Thread: Advice on Contiguous IDs

Advice on Contiguous IDs

From
"Brian McKiernan"
Date:
Hi Folks,

Looking for some help/advice - not sure if this is the appropriate channel.

My Issue:
My primary keys in a certain table are not contiguous.

What I have done so far:

My Question:
1) What event would cause the CACHE clause in CREATE SEQUENCE to make an out of sequence next number?
2) In all cases am I correct in my thinking that in order to create contiguous primary key IDs then performance will greatly suffer? Do we have an idea of how bad this will generally be or what does that depend upon?

Many thanks in advance,
Brian

Re: Advice on Contiguous IDs

From
Alvaro Herrera
Date:
Brian McKiernan wrote:

> My Issue:
> My primary keys in a certain table are not contiguous.

If you have a need to have values that are contiguous, you need to ask
yourself why and then see what mechanism provides the semantics you
need.  An easy way is to lock the table containing the column, for
example, which of course means only one transaction can do it at a time.
For many use cases this is good enough.

-- 
Álvaro Herrera                https://www.2ndQuadrant.com/
PostgreSQL Development, 24x7 Support, Remote DBA, Training & Services


Re: Advice on Contiguous IDs

From
"David G. Johnston"
Date:
On Tue, Jan 9, 2018 at 2:06 AM, Brian McKiernan <brian.mckiernan@firstcircle.com> wrote:
1) What event would cause the CACHE clause in CREATE SEQUENCE to make an out of sequence next number?

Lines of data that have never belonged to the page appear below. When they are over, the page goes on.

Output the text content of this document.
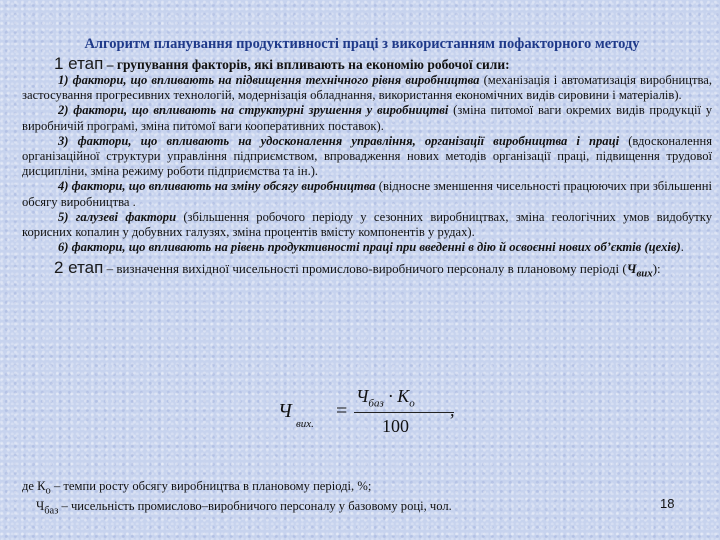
Алгоритм планування продуктивності праці з використанням пофакторного методу
1 етап – групування факторів, які впливають на економію робочої сили:

1) фактори, що впливають на підвищення технічного рівня виробництва (механізація і автоматизація виробництва, застосування прогресивних технологій, модернізація обладнання, використання економічних видів сировини і матеріалів).

2) фактори, що впливають на структурні зрушення у виробництві (зміна питомої ваги окремих видів продукції у виробничій програмі, зміна питомої ваги кооперативних поставок).

3) фактори, що впливають на удосконалення управління, організації виробництва і праці (вдосконалення організаційної структури управління підприємством, впровадження нових методів організації праці, підвищення трудової дисципліни, зміна режиму роботи підприємства та ін.).

4) фактори, що впливають на зміну обсягу виробництва (відносне зменшення чисельності працюючих при збільшенні обсягу виробництва .

5) галузеві фактори (збільшення робочого періоду у сезонних виробництвах, зміна геологічних умов видобутку корисних копалин у добувних галузях, зміна процентів вмісту компонентів у рудах).

6) фактори, що впливають на рівень продуктивності праці при введенні в дію й освоєнні нових об’єктів (цехів).

2 етап – визначення вихідної чисельності промислово-виробничого персоналу в плановому періоді $(Ч_{вих})$:
Ч
вих.
=
$Ч_{баз} \cdot К_о$
100
,
де $К_о$ – темпи росту обсягу виробництва в плановому періоді, %;
$Ч_{баз}$ – чисельність промислово–виробничого персоналу у базовому році, чол.	18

​None - it will always issue the next sequential value when asked.  But the transaction asking doesn't have to use the provided value as the PK for the table or, and even if it does, if the transaction fails and rolls-back the sequence value it received is discarded/lost.​
​David J.​

Re: Advice on Contiguous IDs

From
Steve Atkins
Date:
> On Jan 9, 2018, at 1:06 AM, Brian McKiernan <brian.mckiernan@firstcircle.com> wrote:
>
>
> Hi Folks,
>
> Looking for some help/advice - not sure if this is the appropriate channel.

pgsql-general would be a better bet.

>
> My Issue:
> My primary keys in a certain table are not contiguous.

That itself isn't a problem at all. If there's a business requirement for them to be contiguous that's the issue to
considerfirst. 

>
> What I have done so far:
> I have checked the documentation and found:
https://wiki.postgresql.org/wiki/FAQ#Why_are_there_gaps_in_the_numbering_of_my_sequence.2FSERIAL_column.3F_Why_aren.27t_my_sequence_nu
> mbers_reused_on_transaction_abort.3F
>
> My Question:
> 1) What event would cause the CACHE clause in CREATE SEQUENCE to make an out of sequence next number?

It causes PostgreSQL to assign batches of numbers to each connection that needs one, making it more likely that they'll
beused out of order or that some won't be used at all. 

Using cache just makes it more obvious, though. There's no guarantee that a sequence will give you consecutive numbers,
northat they'll be ordered, in general. About the only thing that is guaranteed is that they'll be unique. 

> 2) In all cases am I correct in my thinking that in order to create contiguous primary key IDs then performance will
greatlysuffer? Do we have an idea of how bad this will generally be or what does that depend upon? 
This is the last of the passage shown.